Svpeng Android banking Trojan now comes with keylogger to help hackers steal everything

The Android banking trojan Svpeng, considered to be one of the most proliferate and rapidly evolving malware strains, has added yet another feature to its arsenal. The malware now comes with keylogger features, which exploits accessibility services – an Android feature designed to assist users with disabilities or users to access apps while driving – helping hackers steal virtually all sensitive data on an infected device.

The new variant of the malware can also block any attempt at uninstalling it from an infected device. The banking Trojan also now checks the language of the device. If the language is not Russian, the malware asks the device to use accessibility services, which allows it to grant itself even more permissions and rights.

"Attack data suggests this Trojan is not yet widely deployed. In the space of a week, we observed only a small number of users attacked, but these targets spanned 23 countries," said Kaspersky Lab senior malware analyst Roman Unuchek. "Most attacked users were in Russia (29%), Germany (27%), Turkey (15%), Poland (6%) and France (3%)."

"It is worth noting that, even though most attacked users are from Russia, this Trojan won't work on devices running the Russian language. This is a standard tactic for Russian cybercriminals looking to evade detection and arrest," Unuchek added.

The malware is now capable of granting itself admin rights, installing itself as a default SMS app and grant itself "dynamic permissions" such as sending and receiving SMS texts, making calls and reading contacts. By using accessibility services, the banking Trojan can steal data from other apps, including names of interface elements, content of the apps and more.

The malware also supports third party keyboards and takes screenshots every time the user presses a button on the keyboard and uploads the images to its malicious server.

"I uncovered a few antivirus apps that the Trojan attempted to block, and some apps with phishing URLs to overlay them. Like most mobile bankers, Svpeng overlays some Google apps to steal credit card details," Unuchek said.

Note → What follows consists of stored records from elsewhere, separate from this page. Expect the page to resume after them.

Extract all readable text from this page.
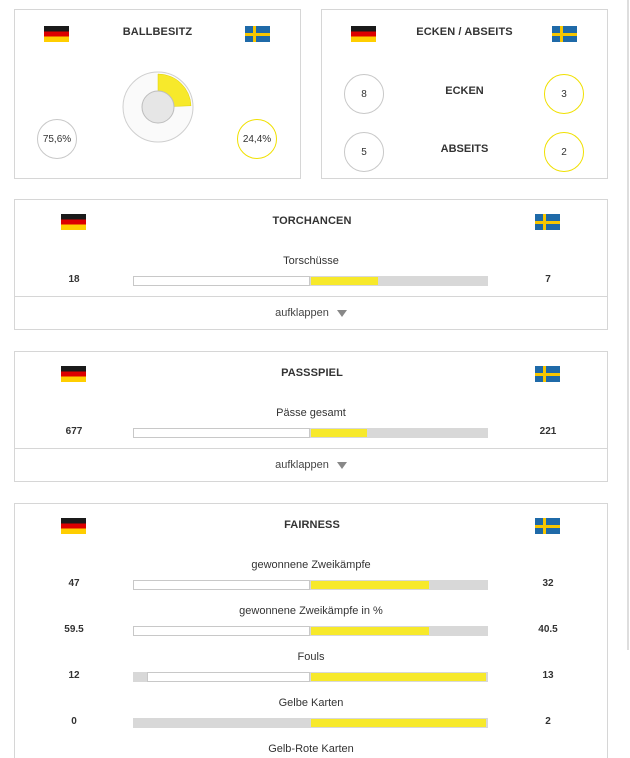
BALLBESITZ
75,6%	24,4%
ECKEN / ABSEITS
8	ECKEN	3
5	ABSEITS	2
TORCHANCEN
Torschüsse
18	7
aufklappen
PASSSPIEL
Pässe gesamt
677	221
aufklappen
FAIRNESS
gewonnene Zweikämpfe
47	32
gewonnene Zweikämpfe in %
59.5	40.5
Fouls
12	13
Gelbe Karten
0	2
Gelb-Rote Karten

Unuchek said that he also uncovered an encrypted configuration file from the malware C&C server that helped him determine some of Svpeng's targets. He noted that the file contained phishing URLs for PayPal and eBay apps to "steal credentials and URLs for banking apps from different countries."

The malware is currently attacking 14 banking apps in the UK, 10 in Germany, nine in Turkey and Australia, eight in France, seven in Poland and six in Singapore.

"The Svpeng malware family is known for being innovative. Starting from 2013, it was among the first to begin attacking SMS banking, to use phishing pages to overlay other apps to steal credentials, and to block devices and demand money," Unuchek said. "In 2016, cybercriminals were actively distributing Svpeng through AdSense using a vulnerability in the Chrome browser. This makes Svpeng one of the most dangerous mobile malware families."